Stratbase Albert Del Rosario (ADR) Institute said the 4.4 percent drop in the Philippines’s Foreign Direct Investment (FDI) in 2018 could have been countered by the investments blocked by the open-pit mining ban.
The independent strategic research organization claimed that the country could have driven economic and regional growth even more if only permission to operate was granted in underdeveloped mining sites that received investments.
For instance, ADRI President Victor Andres C. Manhit mentioned Tampakan copper-gold deposit in South Cotabato, which is believed to be one of the largest undeveloped deposits in the world.
“Once developed, the mine has the potential to be a key driver of both national and regional growth, with an average yield of 375,000 tonnes per annum of copper and 36,000 ounces per annum of gold in concentrate over a 17-year period. A simple computation based on prevailing copper and gold prices translates to some P126.6 billion and P24.2 billion in annual potential, respectively,” Manhit said in a BusinessWorld report.
The Mining Industry Coordinating Council (MICC) unsuccessful created an agreement on whether to lift the Department Administrative Order (DAO) 2017-10 which imposed a ban on open pit mining.

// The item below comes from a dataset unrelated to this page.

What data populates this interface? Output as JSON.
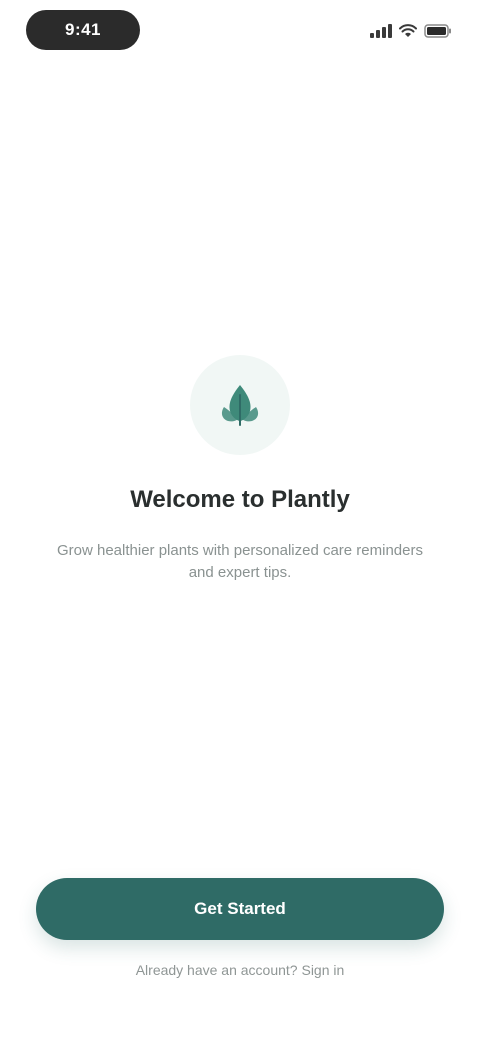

A loss of $ 23 billion investment for 11 mining projects in 2016 just faced pending status due to said open pit mining ban. The country’s FDI in 2018 only amounted to 9.8 billion.
Other pending multi-billion dollar investments include Nadecor’s Kingking project in Davao del Norte, Davao Oriental’s Asiaticus project, Lepanto Mining’s FSE project in Benguet, and Masbate’s Philsaga Mining contract, among others.